My feet clipped the table as we toppled over and dishes flew. Glass shattered. Kel screamed.
I barely registered any of it.
Imagine a trip wire attached to a claymore mine. Think of that wire slowly tightening, getting tauter and tauter as days and weeks go by and the weather does its work. There is a breaking point, when the tension on the wire will finally be too much and trip the blasting cap. Boom.
As we hit the floor, I could almost see the words FRONT TOWARD ENEMY hanging in the air.
Cory issued a surprised squawk, then a grunt of pain as I landed on him. He tried saying something, but by then I was pistoning my fist into his jaw. All at once we were teens again, except this time I was on top and he was taking the beating.
He rolled to the left to get away from me, and I responded with an elbow to the side of his head. He must’ve thrashed his legs around, because a second later the table tipped over and spewed the remaining dishes and food onto the floor.
“Jesus! Stop it!” Kel yelled, but all I could hear was an echo of Cory saying what he’d said about Emma. Gentle Emma, who only wanted to be a physicist or an astronomer. Who never hurt anyone but herself.
Cory flailed with one arm, and his fist caught me on the side of the head. Supernovas of black stars in the corners of my vision.

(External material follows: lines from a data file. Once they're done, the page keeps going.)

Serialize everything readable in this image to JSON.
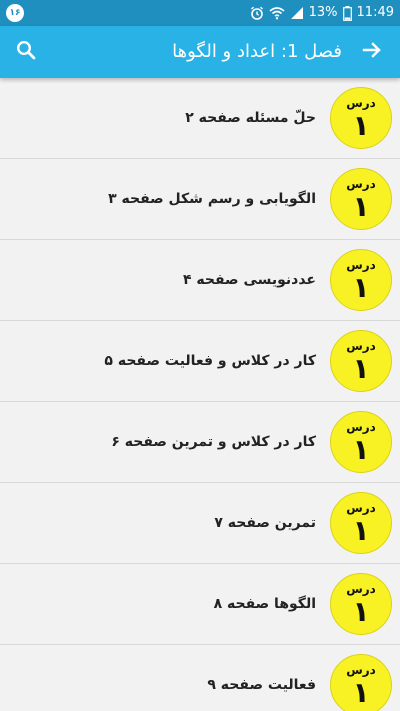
{
  "status_bar": {
    "notification_badge": "۱۶",
    "battery": "13%",
    "time": "11:49",
    "icons": [
      "alarm-icon",
      "wifi-icon",
      "signal-icon",
      "battery-icon"
    ]
  },
  "app_bar": {
    "title": "فصل 1: اعداد و الگوها",
    "back_icon": "arrow-right-icon",
    "search_icon": "search-icon",
    "background_color": "#29b2e6"
  },
  "lessons": [
    {
      "badge_label": "درس",
      "badge_number": "۱",
      "title": "حلّ مسئله صفحه ۲"
    },
    {
      "badge_label": "درس",
      "badge_number": "۱",
      "title": "الگویابی و رسم شکل صفحه ۳"
    },
    {
      "badge_label": "درس",
      "badge_number": "۱",
      "title": "عددنویسی صفحه ۴"
    },
    {
      "badge_label": "درس",
      "badge_number": "۱",
      "title": "کار در کلاس و فعالیت صفحه ۵"
    },
    {
      "badge_label": "درس",
      "badge_number": "۱",
      "title": "کار در کلاس و تمرین صفحه ۶"
    },
    {
      "badge_label": "درس",
      "badge_number": "۱",
      "title": "تمرین صفحه ۷"
    },
    {
      "badge_label": "درس",
      "badge_number": "۱",
      "title": "الگوها صفحه ۸"
    },
    {
      "badge_label": "درس",
      "badge_number": "۱",
      "title": "فعالیت صفحه ۹"
    }
  ],
  "colors": {
    "badge": "#f8f224",
    "status_bar": "#1f8fbf",
    "list_background": "#f2f2f2"
  }
}
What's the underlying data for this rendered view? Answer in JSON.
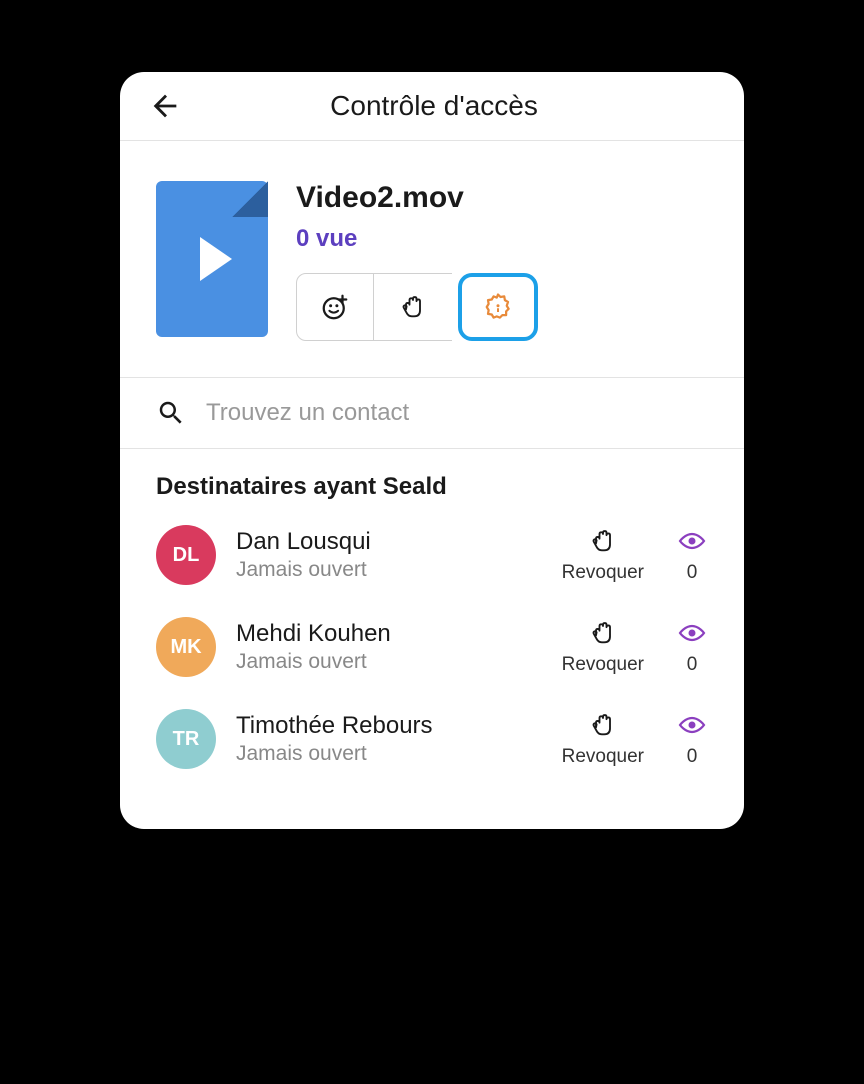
{
  "header": {
    "title": "Contrôle d'accès"
  },
  "file": {
    "name": "Video2.mov",
    "view_count": "0 vue"
  },
  "search": {
    "placeholder": "Trouvez un contact"
  },
  "section": {
    "title": "Destinataires ayant Seald"
  },
  "recipients": [
    {
      "initials": "DL",
      "name": "Dan Lousqui",
      "status": "Jamais ouvert",
      "color": "#d93a5e",
      "revoke_label": "Revoquer",
      "view_count": "0"
    },
    {
      "initials": "MK",
      "name": "Mehdi Kouhen",
      "status": "Jamais ouvert",
      "color": "#f0a95a",
      "revoke_label": "Revoquer",
      "view_count": "0"
    },
    {
      "initials": "TR",
      "name": "Timothée Rebours",
      "status": "Jamais ouvert",
      "color": "#8fcdd0",
      "revoke_label": "Revoquer",
      "view_count": "0"
    }
  ]
}
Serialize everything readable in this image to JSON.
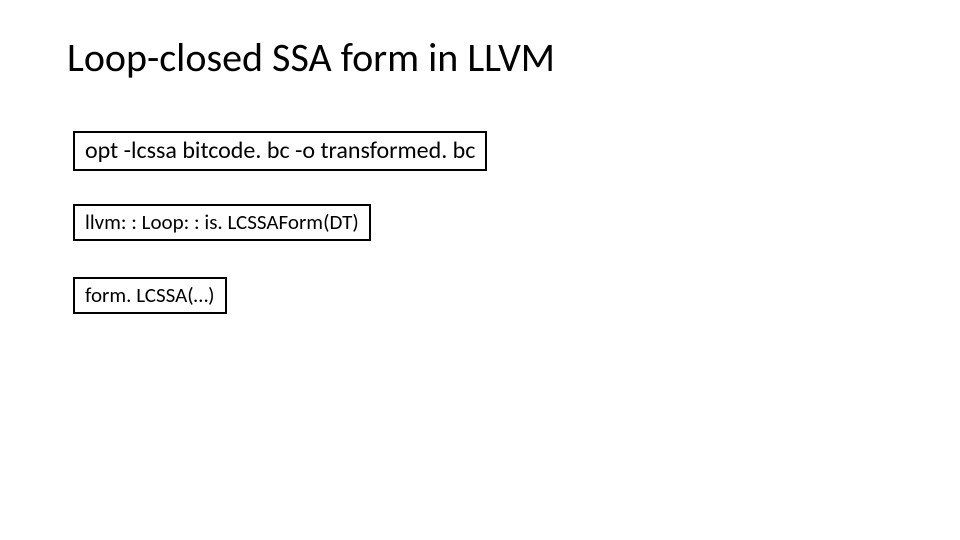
{
  "title": "Loop-closed SSA form in LLVM",
  "boxes": {
    "box1": "opt -lcssa bitcode. bc -o transformed. bc",
    "box2": "llvm: : Loop: : is. LCSSAForm(DT)",
    "box3": "form. LCSSA(…)"
  }
}
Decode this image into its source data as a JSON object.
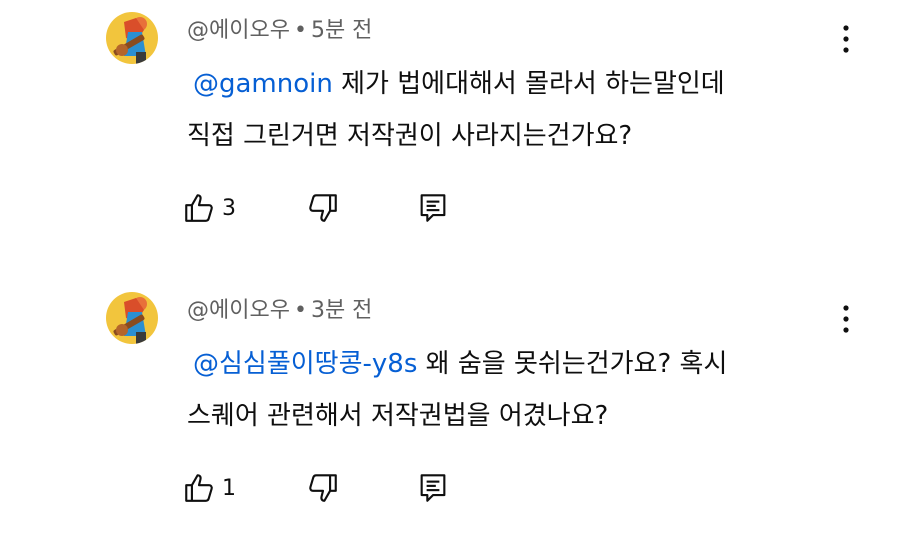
{
  "comments": [
    {
      "author": "@에이오우",
      "separator": "•",
      "time": "5분 전",
      "mention": "@gamnoin",
      "text_line1": "제가 법에대해서 몰라서 하는말인데",
      "text_line2": "직접 그린거면 저작권이 사라지는건가요?",
      "likes": "3"
    },
    {
      "author": "@에이오우",
      "separator": "•",
      "time": "3분 전",
      "mention": "@심심풀이땅콩-y8s",
      "text_line1": "왜 숨을 못쉬는건가요? 혹시",
      "text_line2": "스퀘어 관련해서 저작권법을 어겼나요?",
      "likes": "1"
    }
  ],
  "icons": {
    "avatar": "guitar-player-avatar-icon",
    "menu": "more-vert-icon",
    "like": "thumbs-up-icon",
    "dislike": "thumbs-down-icon",
    "reply": "reply-comment-icon"
  },
  "colors": {
    "mention": "#065fd4",
    "meta": "#606060",
    "text": "#0f0f0f",
    "avatar_bg": "#f2c53d"
  }
}
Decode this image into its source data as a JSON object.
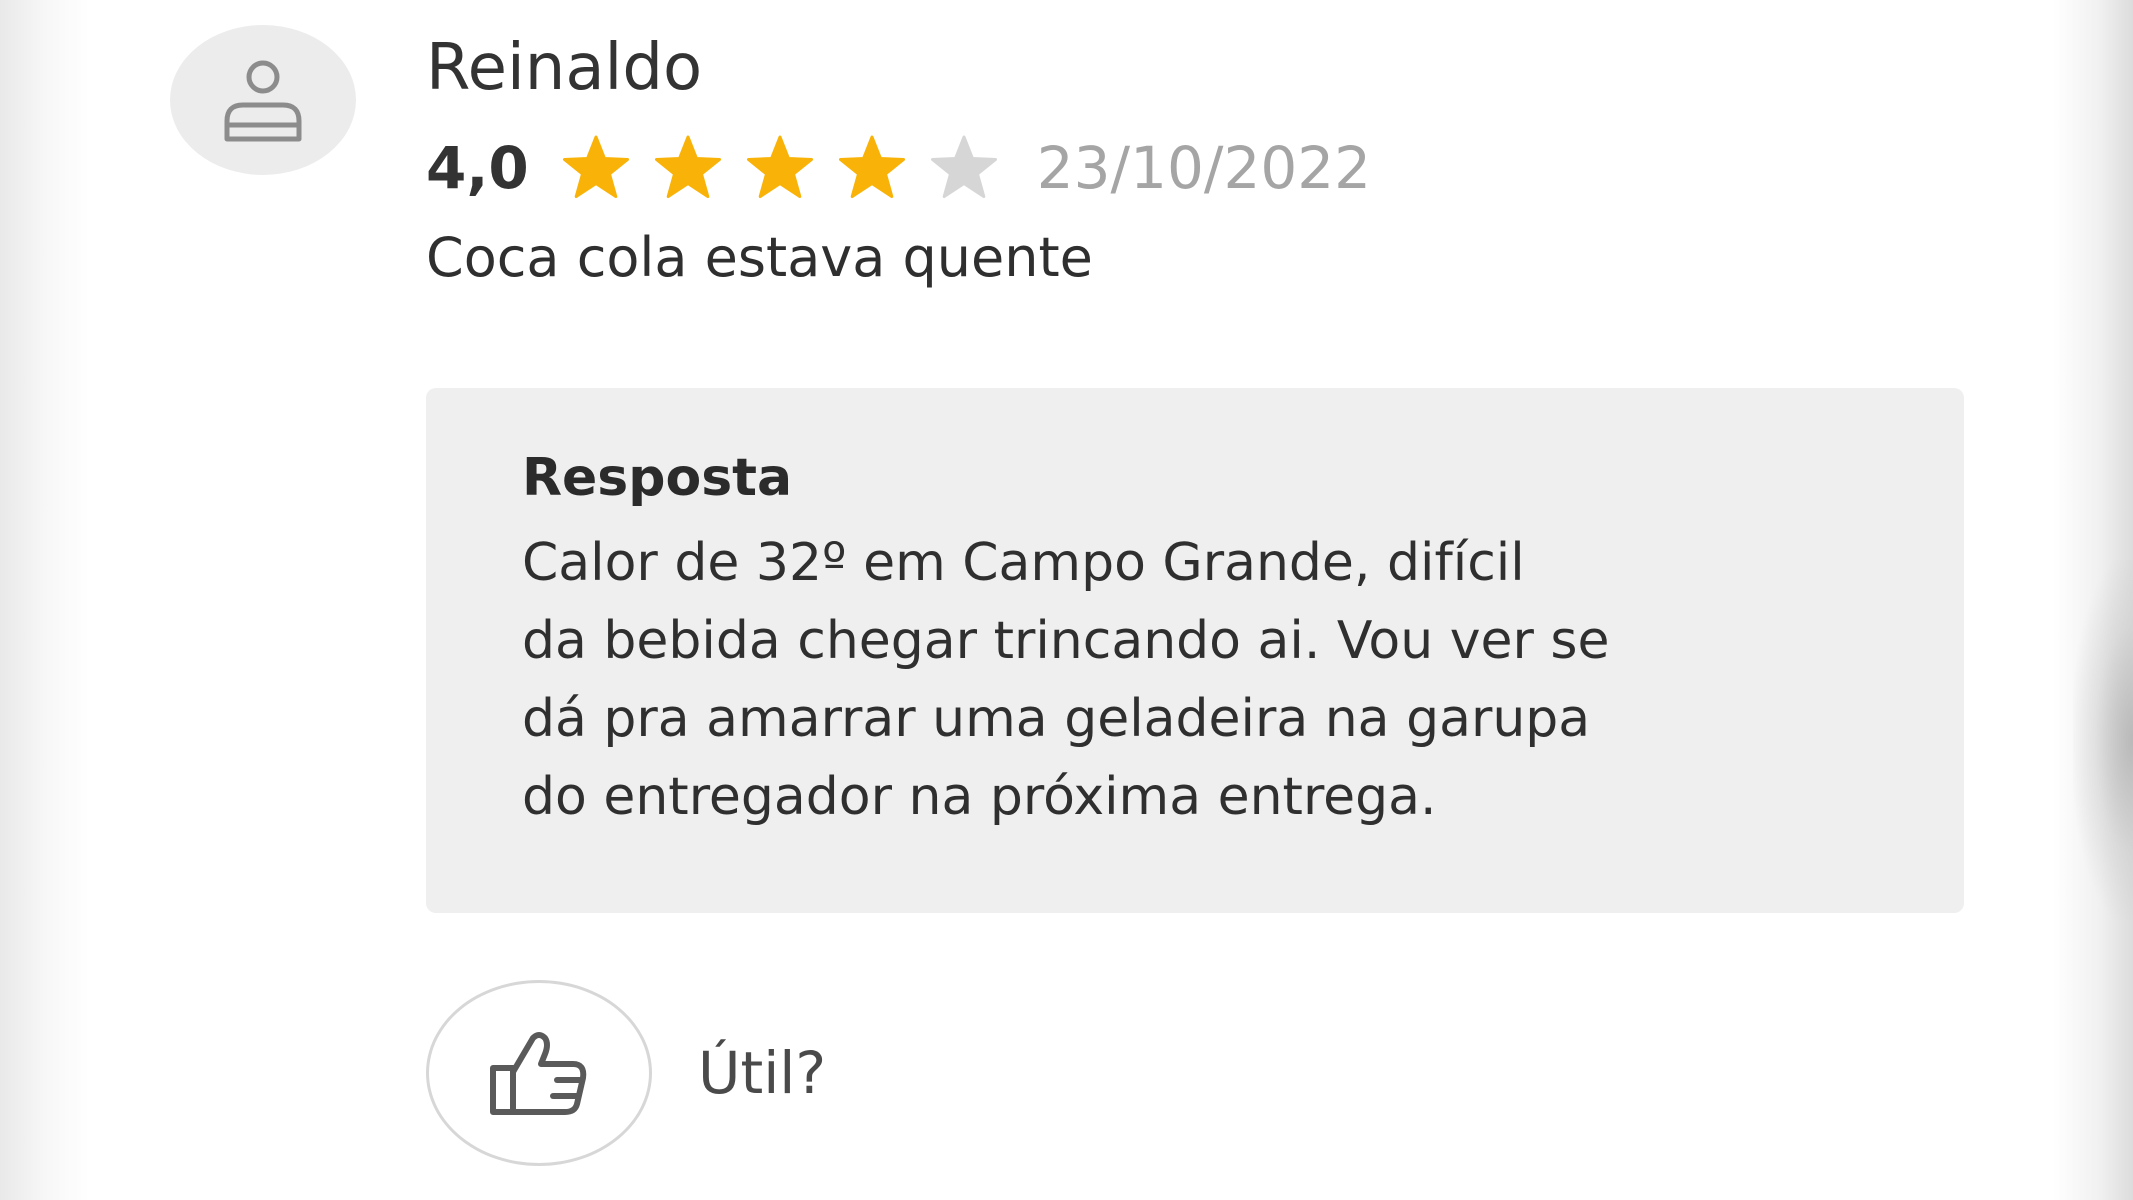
{
  "review": {
    "author": "Reinaldo",
    "rating_text": "4,0",
    "rating": 4,
    "rating_max": 5,
    "date": "23/10/2022",
    "comment": "Coca cola estava quente",
    "avatar_icon": "user-placeholder-icon"
  },
  "reply": {
    "title": "Resposta",
    "lines": [
      "Calor de 32º em Campo Grande, difícil",
      "da bebida chegar trincando ai. Vou ver se",
      "dá pra amarrar uma geladeira na garupa",
      "do entregador na próxima entrega."
    ]
  },
  "helpful": {
    "label": "Útil?",
    "icon": "thumbs-up-icon"
  },
  "colors": {
    "star_filled": "#F9B308",
    "star_empty": "#D6D6D6",
    "reply_background": "#EFEFEF",
    "date_text": "#A5A5A5"
  }
}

He was strong from all his workouts in whatever swanky gym he belonged to, but he wasn’t angry.
I was distilled rage.
I wound up a haymaker that connected with his mouth.
Blood flew.
I think it was the sight of so much blood that finally stopped me. Both his lips had split deeply on his teeth, and drops of crimson pattered and smeared on the tile. An abstract painting of our relationship there on the floor.
I climbed off him, heaving breaths, still angry but growing cooler as the adrenaline unstacked and I looked around at the mess.
Cory touched a palm to his lips and stared at the blood before looking at me with eyes so wide they seemed to fill up his face. “What the hell is wrong with you? Are you crazy?”
Suddenly I didn’t have the energy to reply. Kel did it for me.
“I think you should leave,” she said, gesturing toward the door.
Cory climbed to his feet and swayed there. He swiped at his mouth again, more blood smearing down his forearm. “I always knew you hated me. Both of you. But you’ve gone too far. I’ll be talking to my lawyer. Neither of you are fit to take care of Dad.”
“Cory . . . ,” Kel said, sounding even more exhausted than I was. “Just go.”
It looked like he was going to reply, then thought better of it. He turned from us and kicked a takeout container of shrimp and noodles. It flew across the room and spattered against the wall, bits of spice and peppers dripping down in the sauce.
The front door opened and slammed shut. An engine started. Tires squealed.
Cory was gone.
We stood there for a while in the dinner wreckage. Not saying anything, just being. Absorbing it all. Then we started to clean.
I picked up bowls and pieces of broken glass while Kel took a washrag to the beer and sauces on the cabinets and chairs.
We didn’t get far. A noise came from outside, jerking both our heads up. The whoop of a police siren. Once and gone, but close.
We picked our way through the debris to the window and looked out.
Up the street, a patrol car had rolled to a stop before the Barrens’ house, and a cop was rounding the front of the car, hand resting on the butt of his weapon.
He was beelining across the lawn toward Dad, who stood on the Barrens’ porch, knocking on the front door.
22
Out the back door and across the lawn.